Reaping The Trade Whirlwind
The Trump administration has introduced a flurry of regulations and executive orders to protect American industries and workers.
For the better part of the past century, the United States and the West have pontificated on the virtues of global trade. International aid from the World Bank and the International Monetary Fund was frequently conditioned upon developing countries opening up their economies. Third World nations were frequently bamboozled into lowering trade barriers to allow the entry of multinationals and lifting regulations that protected fledgling local manufacturers from foreign competition.
Over the past several decades, multinational corporations ravaged domestic industries and displaced millions of local craftsmen and small farmers in developing countries throughout Asia and Africa. Centuries-old traditional crafts and small scale industries were decimated and indigenous practices swamped by globalization. Not to worry, Western capitalist economists reassured them, it was a heavy, but necessary price. Over time, the rising tides of international capitalism and trade would lift all boats.
Now that the economies of India, China and other emerging countries have lifted, Western capitalist economies are beginning to pull up the drawbridges. Donald Trump’s surprising electoral victory was propelled in no small part by his angry rhetoric against the Trans Pacific Partnership (TPP) and the North American Free Trade Agreement (NAFTA).
The protectionist ideology that swept Trump to power in the United States, also drove the United Kingdom out of the European Union, and is firing up right wing movements from France to Germany and Denmark. Today’s nationalist movements in America and Europe are invoking the same fears and ideologies that animated governments and intellectuals in developing societies throughout the 1970s and 1980s, who were apprehensive that global trade would destroy local industries and hurt domestic labor. International trade at the time was denounced as a license for Western multinationals to pillage their natural resources at bargain basement prices and dump expensive value added finished goods, in which they leveraged their natural advantage of superior technology, upon them.
Now that emerging countries, such as China, have stolen a march on manufacturing and India on business services, the disproportionate financial benefits of imbalanced trade no longer accrue to the West.

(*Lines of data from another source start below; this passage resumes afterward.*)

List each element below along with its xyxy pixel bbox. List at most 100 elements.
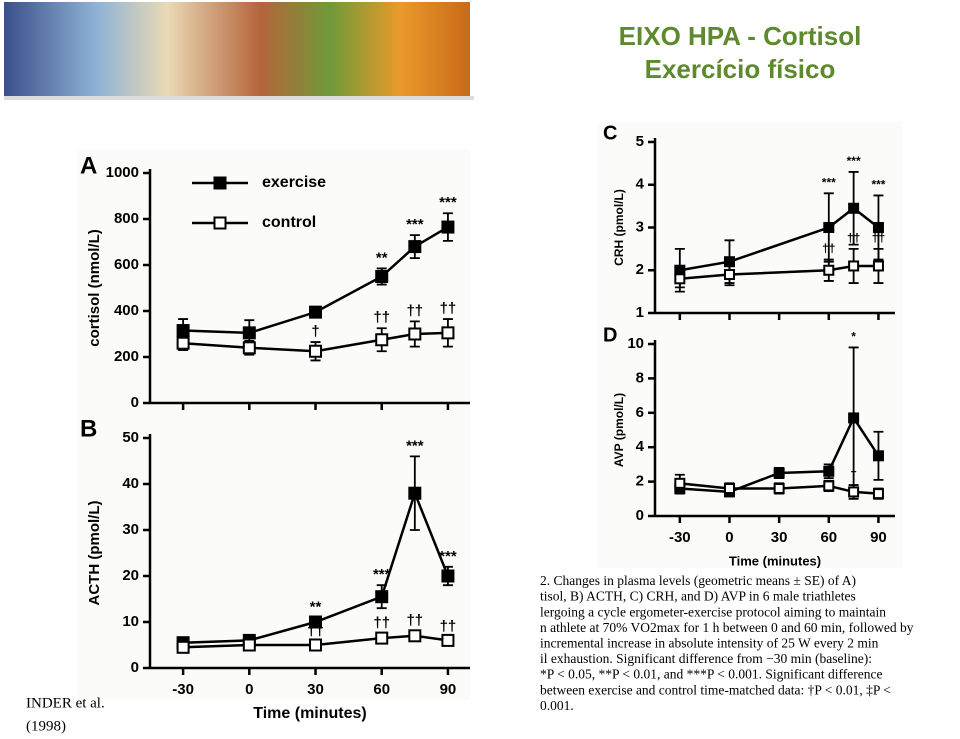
panel-label: B bbox=[80, 415, 97, 442]
data-point bbox=[872, 488, 884, 500]
y-tick-label: 0 bbox=[131, 659, 139, 676]
significance-label: †† bbox=[406, 612, 423, 629]
y-tick-label: 30 bbox=[122, 521, 139, 538]
caption-line: il exhaustion. Significant difference fr… bbox=[540, 651, 872, 666]
caption-line: *P < 0.05, **P < 0.01, and ***P < 0.001.… bbox=[540, 667, 882, 682]
x-tick-label: 0 bbox=[725, 529, 733, 546]
y-tick-label: 400 bbox=[114, 302, 139, 319]
y-axis-label: AVP (pmol/L) bbox=[612, 393, 626, 467]
y-axis-label: ACTH (pmol/L) bbox=[86, 501, 103, 606]
significance-label: †† bbox=[440, 618, 457, 635]
data-point bbox=[375, 270, 389, 283]
y-tick-label: 5 bbox=[636, 133, 644, 150]
data-point bbox=[872, 260, 884, 272]
data-point bbox=[674, 477, 686, 489]
data-point bbox=[408, 240, 422, 254]
caption-line: n athlete at 70% VO2max for 1 h between … bbox=[540, 620, 914, 635]
data-point bbox=[242, 638, 256, 652]
data-point bbox=[872, 450, 884, 462]
data-point bbox=[773, 467, 785, 479]
data-point bbox=[823, 465, 835, 477]
data-point bbox=[823, 264, 835, 276]
y-tick-label: 10 bbox=[122, 613, 139, 630]
data-point bbox=[723, 269, 735, 281]
significance-label: †† bbox=[373, 309, 390, 326]
x-tick-label: -30 bbox=[172, 681, 194, 698]
legend-label: exercise bbox=[262, 174, 326, 191]
data-point bbox=[408, 486, 422, 500]
significance-label: †† bbox=[307, 623, 324, 640]
data-point bbox=[848, 486, 860, 498]
caption-line: incremental increase in absolute intensi… bbox=[540, 635, 879, 650]
data-point bbox=[723, 482, 735, 494]
significance-label: †† bbox=[373, 614, 390, 631]
data-point bbox=[441, 569, 455, 583]
panel-label: C bbox=[603, 122, 617, 144]
caption-line: 2. Changes in plasma levels (geometric m… bbox=[540, 573, 856, 588]
y-tick-label: 3 bbox=[636, 218, 644, 235]
x-tick-label: 60 bbox=[820, 529, 837, 546]
data-point bbox=[309, 305, 323, 319]
x-tick-label: 0 bbox=[245, 681, 253, 698]
citation: (1998) bbox=[26, 718, 66, 734]
banner-shadow bbox=[4, 96, 474, 100]
banner-image bbox=[4, 2, 470, 96]
data-point bbox=[242, 341, 256, 355]
legend-label: control bbox=[262, 214, 316, 231]
data-point bbox=[176, 336, 190, 350]
x-tick-label: 90 bbox=[870, 529, 887, 546]
x-axis-label: Time (minutes) bbox=[253, 705, 367, 722]
data-point bbox=[176, 640, 190, 654]
significance-label: ** bbox=[376, 249, 388, 266]
series-line bbox=[679, 415, 880, 494]
significance-label: *** bbox=[439, 194, 457, 211]
significance-label: †† bbox=[847, 231, 860, 245]
y-tick-label: 8 bbox=[636, 369, 644, 386]
significance-label: *** bbox=[871, 178, 885, 192]
significance-label: *** bbox=[439, 548, 457, 565]
data-point bbox=[408, 629, 422, 643]
legend-marker bbox=[213, 216, 227, 230]
data-point bbox=[375, 590, 389, 604]
data-point bbox=[309, 638, 323, 652]
significance-label: † bbox=[311, 323, 319, 340]
significance-label: *** bbox=[373, 566, 391, 583]
data-point bbox=[242, 326, 256, 340]
y-tick-label: 1000 bbox=[106, 164, 139, 181]
data-point bbox=[441, 220, 455, 234]
data-point bbox=[872, 222, 884, 233]
x-tick-label: 30 bbox=[771, 529, 788, 546]
y-tick-label: 4 bbox=[636, 176, 645, 193]
y-tick-label: 10 bbox=[627, 335, 644, 352]
slide-subtitle: Exercício físico bbox=[645, 54, 836, 84]
y-tick-label: 0 bbox=[131, 394, 139, 411]
significance-label: *** bbox=[822, 175, 836, 189]
x-tick-label: -30 bbox=[669, 529, 691, 546]
significance-label: *** bbox=[406, 437, 424, 454]
caption-line: 0.001. bbox=[540, 698, 574, 713]
series-line bbox=[183, 489, 450, 644]
panel-label: D bbox=[603, 324, 617, 346]
x-tick-label: 60 bbox=[373, 681, 390, 698]
citation: INDER et al. bbox=[26, 695, 105, 711]
data-point bbox=[848, 260, 860, 272]
data-point bbox=[848, 202, 860, 214]
caption: 2. Changes in plasma levels (geometric m… bbox=[540, 573, 914, 713]
legend-marker bbox=[213, 176, 227, 190]
data-point bbox=[375, 631, 389, 645]
panel-label: A bbox=[80, 152, 97, 179]
panel-ab bbox=[78, 150, 470, 700]
significance-label: †† bbox=[822, 242, 835, 256]
y-tick-label: 6 bbox=[636, 404, 644, 421]
y-tick-label: 20 bbox=[122, 567, 139, 584]
data-point bbox=[823, 480, 835, 492]
data-point bbox=[674, 273, 686, 285]
x-tick-label: 90 bbox=[440, 681, 457, 698]
y-tick-label: 800 bbox=[114, 210, 139, 227]
y-tick-label: 2 bbox=[636, 261, 644, 278]
data-point bbox=[309, 615, 323, 629]
data-point bbox=[773, 482, 785, 494]
data-point bbox=[441, 326, 455, 340]
data-point bbox=[823, 222, 835, 233]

It is not that the playing field is no longer level, as Pres. Trump is often at great pains to complain. It is more level than it ever has been. The real problem for Western countries now is that the rules of the game — rules they set — no longer tilt to their benefit.
So, the West wants to revamp the rules of global trade. The Trump administration has introduced a flurry of regulations and executive orders to protect American industries and workers. It is tightening the noose on H1B visas, ostensibly because of fears of immigration abuse, but which India’s External Affairs Ministry spokesperson Gopal Baglay has said, “is not an immigration issue; it is a trade and services issue.”
The new administration has announced a national security review designed to clamp down on steel imports to protect its domestic It has issued a presidential memorandum withdrawing from the TPP, declared its intention to renegotiate or pull out of NAFTA, and Pres. Trump has signed an America First executive order directing all government agencies to buy American and hire American.
Pres. Trump’s policies echo the self-sufficiency economic themes of India’s independence movement and the half century that followed independence.
But there is something fundamentally incongruous between a swadeshi movement mobilized around India’s independence struggle and resisting economic imperialism to protect indigenous craftsmen and Trump’s America First ideology that strives to turn back the clock on a tottering legacy industry, such as coal, to save a handful of overpriced, unskilled jobs.
The economic “creative destruction” that free trade unleashed after World War II, which decimated everything from the rare Patola sari in Patan, Gujarat, to the ittar industry in Kannauj, U.P., is now turning its fury on the last vestiges of old-school manufacturing and legacy industries in the West.
The new nationalism that xenophobes in America and Europe are riding is but a punctuation stop, for having sowed the winds of global trade, the West has no escape from reaping the whirlwinds now buffeting its shores.